Opera house and performing arts center in Prescott, Arizona

The Prescott Elks Theater and Performing Arts Center is a classically designed turn of the 20th century opera house seating over 500. Completed in 1905 and listed on the National Register of Historic Places as Elks Building and Theater, it was one of many "Elks' Opera Houses" across the country. Now over a hundred years later only one still exists.

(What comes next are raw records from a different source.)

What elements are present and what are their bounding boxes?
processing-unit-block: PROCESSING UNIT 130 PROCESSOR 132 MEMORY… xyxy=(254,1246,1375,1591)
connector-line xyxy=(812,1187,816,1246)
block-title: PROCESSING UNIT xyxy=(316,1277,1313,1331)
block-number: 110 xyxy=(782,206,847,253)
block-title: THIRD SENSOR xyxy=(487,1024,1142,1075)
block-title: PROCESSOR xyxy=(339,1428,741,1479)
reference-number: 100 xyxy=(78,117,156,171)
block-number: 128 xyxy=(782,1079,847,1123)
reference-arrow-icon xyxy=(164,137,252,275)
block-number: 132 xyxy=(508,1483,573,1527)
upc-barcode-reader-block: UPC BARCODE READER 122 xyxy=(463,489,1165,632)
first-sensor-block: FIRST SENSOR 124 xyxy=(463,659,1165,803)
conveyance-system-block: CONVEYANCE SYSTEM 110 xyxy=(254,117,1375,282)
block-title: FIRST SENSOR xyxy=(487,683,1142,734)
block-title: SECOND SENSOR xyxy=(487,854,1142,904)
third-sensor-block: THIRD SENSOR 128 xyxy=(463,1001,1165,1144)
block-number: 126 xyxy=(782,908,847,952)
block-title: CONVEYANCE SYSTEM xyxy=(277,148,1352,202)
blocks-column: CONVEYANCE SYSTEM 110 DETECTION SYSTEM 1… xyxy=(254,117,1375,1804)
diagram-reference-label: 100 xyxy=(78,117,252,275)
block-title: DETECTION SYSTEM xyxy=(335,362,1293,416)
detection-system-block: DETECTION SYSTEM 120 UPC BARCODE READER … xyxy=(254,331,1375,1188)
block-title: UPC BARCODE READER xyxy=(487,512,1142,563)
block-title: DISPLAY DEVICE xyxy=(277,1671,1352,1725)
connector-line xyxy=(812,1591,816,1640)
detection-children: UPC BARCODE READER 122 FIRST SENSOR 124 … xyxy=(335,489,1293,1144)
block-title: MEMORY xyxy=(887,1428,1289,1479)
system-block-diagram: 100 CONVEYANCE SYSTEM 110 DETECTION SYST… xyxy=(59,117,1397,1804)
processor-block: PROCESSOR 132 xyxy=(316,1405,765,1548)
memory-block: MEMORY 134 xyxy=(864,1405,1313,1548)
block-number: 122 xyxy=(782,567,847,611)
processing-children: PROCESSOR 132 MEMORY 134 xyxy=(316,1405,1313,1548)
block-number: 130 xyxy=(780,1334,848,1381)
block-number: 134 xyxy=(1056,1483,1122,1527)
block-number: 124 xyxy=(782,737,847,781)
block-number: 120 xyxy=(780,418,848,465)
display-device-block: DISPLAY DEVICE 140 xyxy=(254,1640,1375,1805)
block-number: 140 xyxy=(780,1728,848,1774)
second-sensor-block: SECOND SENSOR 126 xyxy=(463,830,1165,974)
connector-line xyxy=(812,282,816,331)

The theater in the beginning was the host to minstrel shows, balls, plays and theater performances. Movies arrived with the silent era about 1915. In 1929 sound was added and the "talkies" had arrived. Movies continued to be shown till the 1980s. After many changes of private ownerships the opera house was turned over to Arizona Community Foundation in the early 1980s. Then began the effort to return the opera house to its original glory. The opera house was purchased by the City of Prescott in 2001. The Foundation in partnership with the City began the restoration with the lobby, green room, dressing rooms and other parts of the building. Restoration was finally completed by the Foundation and the City in 2010.

A $1.75 million renovation of the theatre in the building was completed in 2010.

In 2012 the City sold the buildings to a non profit, The Elks Theater and Performing Arts Center (ETPAC). The theater restoration completed, the ETPAC then began plans to renovate and restore the three-story Elks Lodge #330.

The new restoration project continued through 2016 when in December all construction was completed. Added to the lodge were two state of the art professional dance studios; one with a floating Hickory dance floor and the other with a "sprung Marley" surface. Each studio is self-contained with its own adjustable lighting, heat and air conditioning and state of the art sound systems. Also found on the second floor are five Wenger music and voice isolation practice booths. Plans are in the works to include a digital recording board.

The third floor of the ETPAC sports two separate banquet halls with a total floor capacity of 200 people and a whole floor sound system. A brand new chef's kitchen was also installed on the third floor, with warming ovens, grills, griddles and more.

During the remodel every effort was made to save and restore the original construction where possible. That is why you will find the original barrel ceilings with tin stamp found in other parts of the building still in place. The renovation also uncovered a hidden staircase that was saved along with the original stained glass "clock" that was placed in the building by the Brotherhood of Elks. It points to 11 o'clock when in Elks' traditional a toast is made to absent members."Bill" the original locally sourced copper Elk still lives on the roof of the performing arts center.

The ETPAC is a 501c3 charitable organization. As part of the purchase agreement an endowment was set up for the perpetual operation and maintenance of the theater and performing arts center.

The mission of the ETPAC is to enhance the community of Prescott by providing space for practice, rehearsal and training of the performing arts.

The Elks Theater and Performing Arts Center on East Gurley Street in Prescott, Arizona is a three-story Early Commercial style building built in c.1905. It is approximately 95 ft wide and 125 ft deep. It was listed on the National Register of Historic Places in 1978.